I pop the bubble of anxiety.

It wasn't assigned! Its part of my book project. Hasn't ANYONE in this room READ this book? Please?

Silence.

It's really good, it's amazing, it's smart and funny and so painful and beautiful. And now that it's over I feel empty. 

I want to pull my kindle app out and read quotes but that would be a little much, so I contain myself and wait for SOMEONE to talk.

A students finally speaks.

 It is a grown up, from the middle front row of veterans and parents and survivors of a longer road to the college classroom. "Have you seen the movie?"

I gasp. There's a MOVIE?

She smiles and nods. Others nod.

Watch the movie.

I can't help myself. I need to know, so I ask. Is it.... dirty?

The class giggles.

She nods.

I need to know more. I just need to know, so I ask. And.... were there Latin lovers?

She nods. Watch the movie!

Other students agree. Watch the movie.   Fine, I will, I tell them, but you all should read the BOOK. 

I love the raw brutal romanticism.

I love the suffering. I love the whimsy.

 I will not summarize this book for you, but I will give you my most favorite quotes.
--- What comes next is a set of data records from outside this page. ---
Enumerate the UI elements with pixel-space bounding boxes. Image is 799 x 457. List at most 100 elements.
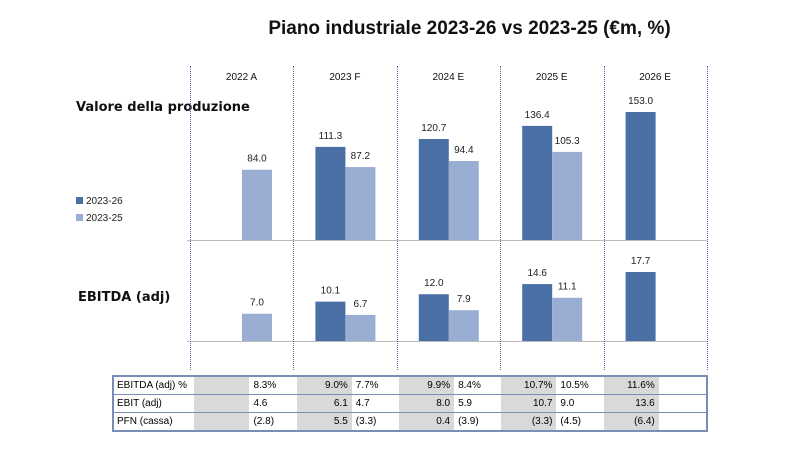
value-2023-25: [659, 377, 706, 394]
value-2023-26: [194, 377, 250, 394]
bar-2023-26: [315, 301, 346, 341]
bar-2023-25: [242, 313, 272, 341]
table-cell: 8.3%: [194, 377, 296, 394]
legend-item-2023-26: 2023-26: [76, 196, 123, 207]
value-2023-25: 8.3%: [253, 380, 277, 391]
data-label: 17.7: [631, 256, 651, 267]
data-label: 10.1: [321, 286, 341, 297]
value-2023-25: [659, 395, 706, 412]
baseline-bottom: [187, 341, 707, 342]
bar-2023-25: [345, 167, 376, 240]
data-label: 87.2: [351, 151, 371, 162]
metrics-table: EBITDA (adj) % 8.3% 9.0% 7.7% 9.9% 8.4% 10.7% 1…: [112, 375, 708, 432]
column-header: 2024 E: [432, 72, 465, 83]
value-2023-25: (4.5): [560, 416, 581, 427]
value-2023-26: 8.0: [399, 395, 455, 412]
data-label: 11.1: [558, 282, 577, 293]
bar-2023-26: [625, 112, 656, 240]
data-label: 14.6: [527, 268, 547, 279]
column-header: 2023 F: [329, 72, 361, 83]
row-label: PFN (cassa): [117, 416, 173, 427]
data-label: 94.4: [454, 145, 474, 156]
data-label: 7.0: [250, 298, 264, 309]
column-divider: [190, 66, 191, 370]
column-divider: [603, 66, 605, 370]
data-label: 136.4: [525, 110, 550, 121]
bar-2023-26: [315, 146, 346, 240]
table-cell: (6.4): [603, 413, 706, 430]
value-2023-25: (3.9): [458, 416, 479, 427]
column-header: 2026 E: [639, 72, 671, 83]
value-2023-25: 5.9: [458, 398, 472, 409]
data-label: 84.0: [247, 154, 267, 165]
table-row: PFN (cassa) (2.8) 5.5 (3.3) 0.4 (3.9) (3.3) (4.…: [114, 413, 706, 430]
table-cell: 10.7 9.0: [501, 395, 603, 412]
bar-2023-25: [345, 314, 376, 341]
value-2023-26: 13.6: [603, 395, 659, 412]
value-2023-25: 9.0: [560, 398, 575, 409]
legend-label: 2023-25: [86, 213, 123, 224]
baseline-top: [187, 240, 707, 241]
value-2023-26: 9.0%: [296, 377, 352, 394]
row-label: EBIT (adj): [117, 398, 162, 409]
legend-label: 2023-26: [86, 196, 123, 207]
value-2023-25: (3.3): [355, 416, 377, 427]
table-row: EBITDA (adj) % 8.3% 9.0% 7.7% 9.9% 8.4% 10.7% 1…: [114, 377, 706, 395]
value-2023-25: 10.5%: [560, 380, 589, 391]
table-cell: 5.5 (3.3): [296, 413, 399, 430]
bar-2023-25: [552, 151, 583, 240]
data-label: 105.3: [555, 136, 580, 147]
table-cell: 10.7% 10.5%: [501, 377, 603, 394]
bar-2023-26: [418, 139, 449, 240]
value-2023-25: 4.7: [355, 398, 370, 409]
value-2023-25: [659, 413, 706, 430]
value-2023-26: 0.4: [399, 413, 455, 430]
table-cell: (2.8): [194, 413, 296, 430]
column-header: 2022 A: [225, 72, 258, 83]
panel-label-valore: Valore della produzione: [76, 100, 250, 115]
bar-2023-25: [552, 297, 583, 341]
table-cell: (3.3) (4.5): [501, 413, 603, 430]
table-cell: 11.6%: [603, 377, 706, 394]
value-2023-25: 8.4%: [458, 380, 481, 391]
value-2023-26: 11.6%: [603, 377, 659, 394]
table-cell: 6.1 4.7: [296, 395, 399, 412]
legend-item-2023-25: 2023-25: [76, 213, 123, 224]
bar-2023-25: [448, 161, 479, 240]
column-divider: [707, 66, 708, 370]
value-2023-25: (2.8): [253, 416, 275, 427]
value-2023-26: 10.7%: [501, 377, 557, 394]
table-cell: 13.6: [603, 395, 706, 412]
column-divider: [293, 66, 295, 370]
legend-swatch: [76, 214, 83, 221]
table-cell: 9.9% 8.4%: [399, 377, 501, 394]
value-2023-26: (6.4): [603, 413, 659, 430]
value-2023-26: 6.1: [296, 395, 352, 412]
chart-title: Piano industriale 2023-26 vs 2023-25 (€m…: [268, 18, 671, 39]
table-cell: 8.0 5.9: [399, 395, 501, 412]
table-cell: 9.0% 7.7%: [296, 377, 399, 394]
value-2023-26: [194, 395, 250, 412]
bar-2023-25: [242, 169, 272, 240]
bar-2023-26: [418, 294, 449, 341]
value-2023-25: 4.6: [253, 398, 268, 409]
table-cell: 4.6: [194, 395, 296, 412]
data-label: 12.0: [424, 278, 444, 289]
data-label: 7.9: [457, 294, 471, 305]
bar-2023-26: [625, 272, 656, 341]
bar-2023-26: [522, 125, 553, 240]
data-label: 111.3: [319, 131, 343, 142]
value-2023-26: [194, 413, 250, 430]
column-divider: [396, 66, 398, 370]
column-divider: [500, 66, 502, 370]
value-2023-26: 9.9%: [399, 377, 455, 394]
data-label: 6.7: [353, 299, 367, 310]
column-header: 2025 E: [535, 72, 568, 83]
value-2023-26: 5.5: [296, 413, 352, 430]
bar-2023-25: [448, 310, 479, 341]
panel-label-ebitda: EBITDA (adj): [78, 290, 171, 305]
data-label: 153.0: [628, 96, 653, 107]
value-2023-25: 7.7%: [355, 380, 379, 391]
data-label: 120.7: [421, 123, 446, 134]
Then I'm going to watch the movie.

  • “his examination revealed that he had no fever, no pain anywhere, and that his only concrete feeling was an urgent desire to die. All that was needed was shrewd questioning...to conclude once again that the symptoms of love were the same as those of cholera.” 
  • “Very well, I will marry you if you promise not to make me eat eggplant.” 
  • On suffering after being rejected: “Take advantage of it now, while you are young, and suffer all you can, because these things don't last your whole life.”  
  •   “He allowed himself to be swayed by his conviction that human beings are not born once and for all on the day their mothers give birth to them, but that life obliges them over and over again to give birth to themselves.” 
  • “Amputees suffer pains, cramps, itches in the leg that is no longer there. That is how she felt without him, feeling his presence where he no longer was.” 

I don't know if I'll read another book for a few weeks.

Probably not until after I read semester papers and exams and write reports.

Maybe I'll get myself a book for my birthday.

I think by then, I might be  ready.

If not, this book was so great, I will be quite pleased to end my 100 book journey right here and rest awhile, completely satisfied.